This focuses on keras-style "stateless" recurrent neural networks. These networks expect input with a shape (n_samples, n_timesteps, n_features) as opposed to the more normal (n_samples, n_features) input that most other machine learning algorithms expect.
To explain the neural network models, we use a variant on the TabularExplainer that takes care of reshaping data appropriately.
In [1]:
# Imports
import matplotlib.pyplot as plt
import numpy as np
import pandas as pd
from keras.models import Sequential
from keras.layers import LSTM, Dropout, Dense
from keras.optimizers import Adam
from keras.utils import to_categorical
from sklearn.preprocessing import MinMaxScaler
from sklearn.metrics import classification_report
from lime import lime_tabular
%matplotlib inline
We will use the $CO_2$ dataset, which measures the concentration of $CO_2$ above Mauna Loa every week since about 1960. The classification task will be deciding if the concentration is rising - this is a problem that needs recurrency to solve (since the answer comes from the derivative), and is less trivial than it sounds because there is noise in the data.

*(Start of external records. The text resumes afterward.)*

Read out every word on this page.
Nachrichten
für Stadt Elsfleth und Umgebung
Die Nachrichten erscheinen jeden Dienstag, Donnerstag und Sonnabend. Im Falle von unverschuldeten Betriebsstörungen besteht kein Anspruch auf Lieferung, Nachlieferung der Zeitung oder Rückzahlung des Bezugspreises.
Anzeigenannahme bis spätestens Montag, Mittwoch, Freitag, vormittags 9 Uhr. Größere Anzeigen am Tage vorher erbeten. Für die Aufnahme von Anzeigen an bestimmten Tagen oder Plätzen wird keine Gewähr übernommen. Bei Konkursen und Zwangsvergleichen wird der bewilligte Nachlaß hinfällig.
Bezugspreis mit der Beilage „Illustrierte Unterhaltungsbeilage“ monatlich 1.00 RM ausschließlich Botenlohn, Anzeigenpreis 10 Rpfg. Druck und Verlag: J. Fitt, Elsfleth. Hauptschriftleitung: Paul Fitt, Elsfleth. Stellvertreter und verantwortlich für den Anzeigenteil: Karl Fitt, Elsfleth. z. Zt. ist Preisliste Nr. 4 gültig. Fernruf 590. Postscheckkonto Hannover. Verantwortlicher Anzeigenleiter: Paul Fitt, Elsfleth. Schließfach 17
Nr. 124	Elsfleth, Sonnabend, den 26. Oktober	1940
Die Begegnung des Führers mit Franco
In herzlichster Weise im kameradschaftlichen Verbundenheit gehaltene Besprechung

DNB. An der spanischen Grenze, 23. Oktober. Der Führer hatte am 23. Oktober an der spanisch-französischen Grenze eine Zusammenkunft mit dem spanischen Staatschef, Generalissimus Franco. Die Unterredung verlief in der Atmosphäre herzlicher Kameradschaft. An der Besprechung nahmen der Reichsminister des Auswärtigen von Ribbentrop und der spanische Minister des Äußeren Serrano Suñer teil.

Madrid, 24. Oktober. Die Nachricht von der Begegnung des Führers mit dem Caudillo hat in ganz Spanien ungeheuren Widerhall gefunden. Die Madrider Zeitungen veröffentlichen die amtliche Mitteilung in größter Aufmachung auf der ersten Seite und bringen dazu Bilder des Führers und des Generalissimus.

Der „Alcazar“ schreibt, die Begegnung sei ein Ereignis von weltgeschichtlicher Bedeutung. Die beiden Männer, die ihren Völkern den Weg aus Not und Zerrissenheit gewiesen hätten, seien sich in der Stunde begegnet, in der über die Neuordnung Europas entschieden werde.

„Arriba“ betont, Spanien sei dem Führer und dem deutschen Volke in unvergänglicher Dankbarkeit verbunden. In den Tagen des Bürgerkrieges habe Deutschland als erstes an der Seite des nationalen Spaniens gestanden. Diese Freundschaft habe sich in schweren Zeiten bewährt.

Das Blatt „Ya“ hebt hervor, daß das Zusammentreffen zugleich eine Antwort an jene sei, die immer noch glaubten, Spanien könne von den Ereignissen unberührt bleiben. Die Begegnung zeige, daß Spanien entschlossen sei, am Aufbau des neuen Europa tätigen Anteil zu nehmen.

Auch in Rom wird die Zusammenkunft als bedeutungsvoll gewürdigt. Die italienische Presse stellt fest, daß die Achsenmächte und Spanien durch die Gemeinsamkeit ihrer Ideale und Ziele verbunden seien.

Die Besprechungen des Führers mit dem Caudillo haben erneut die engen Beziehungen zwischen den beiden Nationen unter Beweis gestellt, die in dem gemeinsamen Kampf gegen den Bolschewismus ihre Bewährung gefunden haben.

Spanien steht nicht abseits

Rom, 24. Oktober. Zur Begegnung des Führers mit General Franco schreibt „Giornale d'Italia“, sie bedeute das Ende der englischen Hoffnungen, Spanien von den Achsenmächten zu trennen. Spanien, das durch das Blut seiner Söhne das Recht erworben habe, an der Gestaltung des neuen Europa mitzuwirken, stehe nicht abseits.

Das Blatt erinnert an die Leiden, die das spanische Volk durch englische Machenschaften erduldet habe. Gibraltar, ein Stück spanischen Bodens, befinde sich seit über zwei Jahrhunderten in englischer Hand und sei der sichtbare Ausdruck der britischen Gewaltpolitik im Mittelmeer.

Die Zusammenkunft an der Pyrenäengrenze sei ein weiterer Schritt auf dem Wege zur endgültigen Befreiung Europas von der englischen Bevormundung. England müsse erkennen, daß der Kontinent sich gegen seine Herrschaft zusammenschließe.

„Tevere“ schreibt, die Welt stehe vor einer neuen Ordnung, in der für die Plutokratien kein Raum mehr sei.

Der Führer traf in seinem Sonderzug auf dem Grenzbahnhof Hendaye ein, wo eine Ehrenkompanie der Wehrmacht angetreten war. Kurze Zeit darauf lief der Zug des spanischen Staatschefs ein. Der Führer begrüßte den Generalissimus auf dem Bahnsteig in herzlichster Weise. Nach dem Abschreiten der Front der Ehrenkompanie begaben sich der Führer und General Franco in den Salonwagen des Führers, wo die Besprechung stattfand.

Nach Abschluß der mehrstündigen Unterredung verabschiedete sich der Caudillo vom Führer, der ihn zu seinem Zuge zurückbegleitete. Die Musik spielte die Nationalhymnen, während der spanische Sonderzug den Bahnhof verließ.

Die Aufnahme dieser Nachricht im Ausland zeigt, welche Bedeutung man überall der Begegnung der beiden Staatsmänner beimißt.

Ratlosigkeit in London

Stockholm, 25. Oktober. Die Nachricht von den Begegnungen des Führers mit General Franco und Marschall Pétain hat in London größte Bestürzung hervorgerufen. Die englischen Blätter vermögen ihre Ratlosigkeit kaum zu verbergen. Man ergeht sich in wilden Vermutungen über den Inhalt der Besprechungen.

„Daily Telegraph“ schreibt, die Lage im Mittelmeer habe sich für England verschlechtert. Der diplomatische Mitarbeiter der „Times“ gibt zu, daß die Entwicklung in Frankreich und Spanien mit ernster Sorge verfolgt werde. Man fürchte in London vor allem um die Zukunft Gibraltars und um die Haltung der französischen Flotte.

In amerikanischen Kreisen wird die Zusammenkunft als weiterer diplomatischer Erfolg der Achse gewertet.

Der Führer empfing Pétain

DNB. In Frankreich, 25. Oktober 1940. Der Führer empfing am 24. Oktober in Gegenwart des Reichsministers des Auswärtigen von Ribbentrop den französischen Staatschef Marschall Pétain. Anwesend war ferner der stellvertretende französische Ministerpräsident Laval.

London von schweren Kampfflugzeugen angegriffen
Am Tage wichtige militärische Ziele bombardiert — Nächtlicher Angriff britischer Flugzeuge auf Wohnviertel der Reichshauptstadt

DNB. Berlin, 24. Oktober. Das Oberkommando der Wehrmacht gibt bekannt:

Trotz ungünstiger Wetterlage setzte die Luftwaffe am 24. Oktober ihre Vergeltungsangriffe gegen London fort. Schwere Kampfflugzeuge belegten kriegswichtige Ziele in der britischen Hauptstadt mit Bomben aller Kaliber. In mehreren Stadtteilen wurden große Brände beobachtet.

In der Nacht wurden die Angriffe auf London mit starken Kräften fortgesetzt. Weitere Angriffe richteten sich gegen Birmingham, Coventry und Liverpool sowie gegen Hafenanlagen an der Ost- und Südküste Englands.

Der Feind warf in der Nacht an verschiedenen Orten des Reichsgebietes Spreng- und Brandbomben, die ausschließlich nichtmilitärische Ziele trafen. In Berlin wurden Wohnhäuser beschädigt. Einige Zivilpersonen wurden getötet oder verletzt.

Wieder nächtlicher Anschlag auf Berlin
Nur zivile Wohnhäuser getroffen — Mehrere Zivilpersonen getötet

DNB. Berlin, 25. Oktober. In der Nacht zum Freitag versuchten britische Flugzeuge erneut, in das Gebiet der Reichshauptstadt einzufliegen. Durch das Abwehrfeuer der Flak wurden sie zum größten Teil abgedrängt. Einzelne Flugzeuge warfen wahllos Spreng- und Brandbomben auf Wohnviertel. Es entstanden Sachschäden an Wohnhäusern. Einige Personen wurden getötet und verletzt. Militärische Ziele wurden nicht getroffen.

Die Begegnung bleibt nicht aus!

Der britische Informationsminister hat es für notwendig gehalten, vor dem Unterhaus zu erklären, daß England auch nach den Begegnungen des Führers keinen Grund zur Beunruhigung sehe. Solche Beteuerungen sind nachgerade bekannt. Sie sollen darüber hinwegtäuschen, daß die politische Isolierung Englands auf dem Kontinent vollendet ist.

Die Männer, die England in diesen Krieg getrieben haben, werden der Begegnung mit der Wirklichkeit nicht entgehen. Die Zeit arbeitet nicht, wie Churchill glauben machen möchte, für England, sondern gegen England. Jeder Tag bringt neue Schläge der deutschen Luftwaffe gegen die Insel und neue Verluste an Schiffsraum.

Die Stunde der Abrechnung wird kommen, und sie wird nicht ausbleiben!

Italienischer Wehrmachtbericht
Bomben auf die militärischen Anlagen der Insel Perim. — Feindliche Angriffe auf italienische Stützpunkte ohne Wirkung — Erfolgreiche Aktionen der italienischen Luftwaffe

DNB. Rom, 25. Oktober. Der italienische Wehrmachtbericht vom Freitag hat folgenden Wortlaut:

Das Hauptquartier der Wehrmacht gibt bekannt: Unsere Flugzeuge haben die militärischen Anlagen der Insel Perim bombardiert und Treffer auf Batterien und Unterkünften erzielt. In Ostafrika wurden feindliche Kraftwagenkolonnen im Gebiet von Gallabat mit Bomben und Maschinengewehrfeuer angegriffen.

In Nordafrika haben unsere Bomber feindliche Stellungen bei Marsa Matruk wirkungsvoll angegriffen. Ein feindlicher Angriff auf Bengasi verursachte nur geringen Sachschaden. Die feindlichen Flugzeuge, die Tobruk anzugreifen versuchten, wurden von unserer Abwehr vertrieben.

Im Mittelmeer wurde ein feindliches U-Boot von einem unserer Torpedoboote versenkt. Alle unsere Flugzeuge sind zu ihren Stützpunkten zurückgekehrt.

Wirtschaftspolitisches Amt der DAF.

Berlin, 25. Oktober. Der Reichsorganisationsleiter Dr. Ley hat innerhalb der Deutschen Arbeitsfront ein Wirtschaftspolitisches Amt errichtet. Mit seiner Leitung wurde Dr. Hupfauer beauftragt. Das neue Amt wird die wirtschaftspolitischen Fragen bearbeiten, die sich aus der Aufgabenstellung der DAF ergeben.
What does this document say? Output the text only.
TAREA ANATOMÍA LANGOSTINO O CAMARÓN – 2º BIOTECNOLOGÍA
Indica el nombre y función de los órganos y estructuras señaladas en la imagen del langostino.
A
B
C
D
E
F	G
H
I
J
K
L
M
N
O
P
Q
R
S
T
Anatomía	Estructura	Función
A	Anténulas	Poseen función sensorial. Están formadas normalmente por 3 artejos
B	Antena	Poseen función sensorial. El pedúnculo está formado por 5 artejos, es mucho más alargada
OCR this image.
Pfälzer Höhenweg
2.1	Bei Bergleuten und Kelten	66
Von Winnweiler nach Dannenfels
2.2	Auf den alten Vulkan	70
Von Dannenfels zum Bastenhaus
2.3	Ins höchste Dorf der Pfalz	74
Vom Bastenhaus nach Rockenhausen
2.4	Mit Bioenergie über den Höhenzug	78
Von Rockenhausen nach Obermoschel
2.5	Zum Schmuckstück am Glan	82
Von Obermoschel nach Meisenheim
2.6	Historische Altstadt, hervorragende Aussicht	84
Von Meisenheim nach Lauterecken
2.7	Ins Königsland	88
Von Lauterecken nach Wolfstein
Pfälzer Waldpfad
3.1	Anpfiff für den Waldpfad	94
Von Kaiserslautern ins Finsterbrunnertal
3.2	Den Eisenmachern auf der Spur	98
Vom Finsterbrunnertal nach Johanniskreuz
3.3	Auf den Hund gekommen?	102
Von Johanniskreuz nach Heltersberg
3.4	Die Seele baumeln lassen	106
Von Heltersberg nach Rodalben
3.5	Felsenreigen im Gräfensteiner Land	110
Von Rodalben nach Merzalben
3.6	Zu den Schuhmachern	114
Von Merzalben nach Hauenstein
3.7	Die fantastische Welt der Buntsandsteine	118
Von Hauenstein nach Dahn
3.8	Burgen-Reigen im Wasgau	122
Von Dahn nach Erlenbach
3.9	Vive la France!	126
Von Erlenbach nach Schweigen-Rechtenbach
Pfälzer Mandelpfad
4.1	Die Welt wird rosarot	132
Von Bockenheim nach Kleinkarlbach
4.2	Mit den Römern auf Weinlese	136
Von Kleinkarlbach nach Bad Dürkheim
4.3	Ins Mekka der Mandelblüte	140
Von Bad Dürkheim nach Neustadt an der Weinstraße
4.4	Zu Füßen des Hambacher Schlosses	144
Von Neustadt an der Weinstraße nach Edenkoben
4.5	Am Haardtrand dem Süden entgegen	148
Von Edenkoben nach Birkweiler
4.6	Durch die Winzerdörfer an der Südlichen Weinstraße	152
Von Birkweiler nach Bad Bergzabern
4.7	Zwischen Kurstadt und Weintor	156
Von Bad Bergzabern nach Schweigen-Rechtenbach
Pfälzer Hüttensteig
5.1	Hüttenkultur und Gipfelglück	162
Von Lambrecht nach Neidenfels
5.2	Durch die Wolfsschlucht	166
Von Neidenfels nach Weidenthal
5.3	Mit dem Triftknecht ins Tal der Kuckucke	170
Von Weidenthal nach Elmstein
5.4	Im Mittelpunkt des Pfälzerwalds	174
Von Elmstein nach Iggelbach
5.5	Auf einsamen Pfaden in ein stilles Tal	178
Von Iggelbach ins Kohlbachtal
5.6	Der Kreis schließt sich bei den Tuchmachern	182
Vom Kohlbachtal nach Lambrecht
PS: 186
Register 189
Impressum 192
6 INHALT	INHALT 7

The data is included in the data subdirectory here, where I've added a column for the detrended data that ends up being useful for the network, as we shall see shortly.
In [2]:
df = pd.read_csv('data/co2_data.csv', index_col=0, parse_dates=True)
In [3]:
fig, (left, right) = plt.subplots(nrows=1, ncols=2, figsize=(13, 5))
df[['co2']].plot(ax=left)
df[['co2_detrended']].plot(ax=right)
Out[3]:
In [4]:
def reshape_data(seq, n_timesteps):
N = len(seq) - n_timesteps - 1
nf = seq.shape[1]
if N <= 0:
raise ValueError('I need more data!')
new_seq = np.zeros((N, n_timesteps, nf))
for i in range(N):
new_seq[i, :, :] = seq[i:i+n_timesteps]
return new_seq
In [5]:
N_TIMESTEPS = 12 # Use 1 year of lookback
data_columns = ['co2', 'co2_detrended']
target_columns = ['rising']
scaler = MinMaxScaler(feature_range=(-1, 1))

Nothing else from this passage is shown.